この話は書店の棚を想定していただければ分かりやすいかと思います。一つのジャンルの棚を作る場合、ベストセラー商品だけでは棚は作れません。その中にはあまり動きが良くなくとも棚を形作るために必要な商品というものが必ずあります。単純に売行の良い順で並び替えただけでは見えてこない商品をどう棚に盛り込んでいくのか、 それが書店員の力量であるとするならば、出版営業も同様に、単純に売行だけで判断できない商品をどう見つけ維持していくか、それが力量であると考えています。

6●広告効果の測定

結局、広告を出していてもモノが並んでいないと効果が有ったか無かったかもわかりません。広告効果を測定する前に「並べる」という作業の重要さをあらためて認識しました。

▼Link
第5回●広告効果の測定

7●営業方法の検証

自社と同様に他社の売行を見直すと、各社の販売傾向が見えてきます。この販売傾向は各社の意識的な営業手法(例えば平積みを重視している商品と棚を重視している商品の違いであったり、重点ジャンルであったり)を反映しています。良いと思える手法は積極的に真似し、悪いと思う方法は採用しません。同時に、他社に出来て弊社で出来ないこと、これの理由も検証しています。

8●営業担当者の力量が明解に

個店別の実売が分かるだけでなく他店と比較できる、ということは、営業担当者の営業力とでもいうものが明確に分かる、ということでもあります。データを取り始めた頃は、どうしようもないほど個人差が出ました。ただし、営業のやり方を是正することによって差は劇的に縮まり、最終的にはなくなるはずだと信じています。
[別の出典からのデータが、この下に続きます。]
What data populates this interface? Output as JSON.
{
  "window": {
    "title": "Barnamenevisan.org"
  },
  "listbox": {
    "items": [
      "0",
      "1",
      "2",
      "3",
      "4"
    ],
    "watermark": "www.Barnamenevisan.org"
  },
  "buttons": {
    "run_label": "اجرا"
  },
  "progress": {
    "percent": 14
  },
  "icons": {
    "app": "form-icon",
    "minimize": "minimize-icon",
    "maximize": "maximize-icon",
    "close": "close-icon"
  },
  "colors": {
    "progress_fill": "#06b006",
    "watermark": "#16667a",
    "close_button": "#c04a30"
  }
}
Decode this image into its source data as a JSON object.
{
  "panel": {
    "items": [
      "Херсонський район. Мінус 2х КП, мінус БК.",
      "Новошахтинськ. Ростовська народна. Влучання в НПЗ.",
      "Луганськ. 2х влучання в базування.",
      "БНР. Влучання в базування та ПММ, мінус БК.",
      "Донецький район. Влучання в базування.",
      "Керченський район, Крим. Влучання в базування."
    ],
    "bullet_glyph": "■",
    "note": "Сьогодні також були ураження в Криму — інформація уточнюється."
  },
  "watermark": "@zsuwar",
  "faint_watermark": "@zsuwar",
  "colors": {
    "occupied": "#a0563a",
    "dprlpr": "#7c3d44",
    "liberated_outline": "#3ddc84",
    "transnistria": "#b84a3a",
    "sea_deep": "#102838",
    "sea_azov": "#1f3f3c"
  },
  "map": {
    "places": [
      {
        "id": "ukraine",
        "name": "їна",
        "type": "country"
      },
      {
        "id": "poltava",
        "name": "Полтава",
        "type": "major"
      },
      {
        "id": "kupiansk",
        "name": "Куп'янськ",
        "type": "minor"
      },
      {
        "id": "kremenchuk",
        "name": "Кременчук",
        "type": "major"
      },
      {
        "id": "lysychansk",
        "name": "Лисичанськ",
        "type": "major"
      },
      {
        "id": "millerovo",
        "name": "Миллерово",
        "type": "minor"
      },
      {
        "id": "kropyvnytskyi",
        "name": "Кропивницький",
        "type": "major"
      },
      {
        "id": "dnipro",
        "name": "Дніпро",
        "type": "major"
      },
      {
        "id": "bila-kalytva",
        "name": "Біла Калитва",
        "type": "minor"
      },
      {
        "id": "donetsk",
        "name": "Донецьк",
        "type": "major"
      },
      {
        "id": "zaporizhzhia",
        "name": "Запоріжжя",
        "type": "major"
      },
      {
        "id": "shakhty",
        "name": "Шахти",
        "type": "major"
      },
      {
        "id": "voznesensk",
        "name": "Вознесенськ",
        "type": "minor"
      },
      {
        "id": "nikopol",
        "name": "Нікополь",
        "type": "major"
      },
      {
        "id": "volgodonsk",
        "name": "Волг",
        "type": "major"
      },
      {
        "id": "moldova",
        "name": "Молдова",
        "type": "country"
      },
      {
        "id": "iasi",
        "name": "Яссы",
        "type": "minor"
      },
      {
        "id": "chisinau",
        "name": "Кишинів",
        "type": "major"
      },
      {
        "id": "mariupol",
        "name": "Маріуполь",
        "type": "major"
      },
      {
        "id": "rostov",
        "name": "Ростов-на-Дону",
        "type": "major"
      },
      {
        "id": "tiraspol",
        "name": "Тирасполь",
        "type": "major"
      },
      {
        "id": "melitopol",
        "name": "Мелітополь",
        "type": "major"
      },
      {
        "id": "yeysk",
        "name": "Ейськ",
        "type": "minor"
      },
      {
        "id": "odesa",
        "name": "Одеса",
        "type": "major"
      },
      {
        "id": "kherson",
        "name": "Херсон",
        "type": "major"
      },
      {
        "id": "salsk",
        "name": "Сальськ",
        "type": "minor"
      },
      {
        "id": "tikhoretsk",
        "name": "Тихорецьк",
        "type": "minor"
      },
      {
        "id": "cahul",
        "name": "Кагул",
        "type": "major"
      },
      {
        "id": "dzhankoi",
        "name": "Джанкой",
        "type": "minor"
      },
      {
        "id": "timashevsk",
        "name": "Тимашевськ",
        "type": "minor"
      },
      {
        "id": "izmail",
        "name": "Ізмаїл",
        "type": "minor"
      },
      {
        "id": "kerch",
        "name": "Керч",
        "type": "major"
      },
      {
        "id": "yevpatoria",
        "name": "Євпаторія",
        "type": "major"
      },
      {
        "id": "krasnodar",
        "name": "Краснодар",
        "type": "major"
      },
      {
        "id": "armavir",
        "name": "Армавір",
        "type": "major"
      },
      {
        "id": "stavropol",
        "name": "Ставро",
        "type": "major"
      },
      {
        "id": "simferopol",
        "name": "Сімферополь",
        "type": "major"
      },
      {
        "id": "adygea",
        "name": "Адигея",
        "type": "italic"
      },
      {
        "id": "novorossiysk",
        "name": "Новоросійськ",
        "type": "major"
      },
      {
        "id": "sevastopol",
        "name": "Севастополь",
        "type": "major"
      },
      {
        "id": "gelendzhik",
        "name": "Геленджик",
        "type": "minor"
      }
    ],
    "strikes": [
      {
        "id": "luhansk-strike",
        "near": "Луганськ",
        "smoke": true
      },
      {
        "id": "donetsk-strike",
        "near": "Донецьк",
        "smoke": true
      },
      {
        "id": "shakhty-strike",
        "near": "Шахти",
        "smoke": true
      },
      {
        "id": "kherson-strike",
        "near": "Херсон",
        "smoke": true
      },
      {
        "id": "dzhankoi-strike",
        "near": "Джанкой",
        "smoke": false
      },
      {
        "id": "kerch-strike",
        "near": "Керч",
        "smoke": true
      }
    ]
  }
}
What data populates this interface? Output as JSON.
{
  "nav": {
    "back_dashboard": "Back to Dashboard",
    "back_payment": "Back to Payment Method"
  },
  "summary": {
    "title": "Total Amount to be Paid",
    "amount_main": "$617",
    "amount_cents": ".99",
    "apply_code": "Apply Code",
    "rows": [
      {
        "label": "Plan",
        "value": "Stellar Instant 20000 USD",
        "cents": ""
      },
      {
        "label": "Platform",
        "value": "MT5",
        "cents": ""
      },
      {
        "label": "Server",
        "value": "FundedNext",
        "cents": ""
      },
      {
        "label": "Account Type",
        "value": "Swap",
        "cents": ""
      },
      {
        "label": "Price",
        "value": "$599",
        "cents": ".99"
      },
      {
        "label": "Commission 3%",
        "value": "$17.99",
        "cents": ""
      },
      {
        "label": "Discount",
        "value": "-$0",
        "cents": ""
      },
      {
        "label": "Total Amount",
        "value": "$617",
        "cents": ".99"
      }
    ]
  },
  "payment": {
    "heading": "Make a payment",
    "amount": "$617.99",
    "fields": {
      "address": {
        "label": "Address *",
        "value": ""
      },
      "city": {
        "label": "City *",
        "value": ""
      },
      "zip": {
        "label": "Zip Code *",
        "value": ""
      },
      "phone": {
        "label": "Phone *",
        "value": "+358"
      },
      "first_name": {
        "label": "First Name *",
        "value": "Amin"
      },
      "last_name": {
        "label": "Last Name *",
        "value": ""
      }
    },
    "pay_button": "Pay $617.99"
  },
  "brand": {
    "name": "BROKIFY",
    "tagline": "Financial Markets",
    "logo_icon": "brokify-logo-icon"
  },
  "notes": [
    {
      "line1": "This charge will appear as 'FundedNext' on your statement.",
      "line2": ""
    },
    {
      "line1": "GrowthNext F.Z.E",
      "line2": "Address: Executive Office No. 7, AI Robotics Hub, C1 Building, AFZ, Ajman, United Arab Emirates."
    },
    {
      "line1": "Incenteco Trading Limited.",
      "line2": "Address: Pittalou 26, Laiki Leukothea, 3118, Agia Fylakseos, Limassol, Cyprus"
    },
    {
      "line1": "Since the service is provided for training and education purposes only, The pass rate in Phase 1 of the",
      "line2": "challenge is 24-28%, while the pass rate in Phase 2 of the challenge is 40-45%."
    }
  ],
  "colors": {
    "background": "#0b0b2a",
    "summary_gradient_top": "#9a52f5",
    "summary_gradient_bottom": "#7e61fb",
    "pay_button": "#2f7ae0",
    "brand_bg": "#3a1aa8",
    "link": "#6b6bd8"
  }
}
9●編集も営業も「書店のせい」と言い訳できなくなった

個店・単品の状態が分かってしまうため、売れない理由を書店に押しつけることはできなくなりました。特に同一店舗で他社と自社の比較(実売・納返品・在庫)などを行うと、かなり愕然とする結果が出てくることが多々あります。お店はけっこうシビアです。

●データを「分析」するということ

「分析」と言うと大げさですが、データを見る時間はある程度必要です。増刷部数の決定などの際は、今後の売上予測より今後の返品予測のほうが重要です。そのため、実売と納返品を統合したうえで、市中在庫の推測なども行っています。
データを加工するために社内の人間が全般的にEXCELを使えるようになったとか、データのやり取りを通してPC全般に慣れてきた等々、そういう意味での効果も多々あります。
上記の「効果」は「データを見た後、何かをやった」からのものであって「データを見ているだけ」、つまり、PubLineやWeBRAIN、P-Netを導入しただけで魔法のように何かが変るわけではありません。その点はよくよくご注意ください。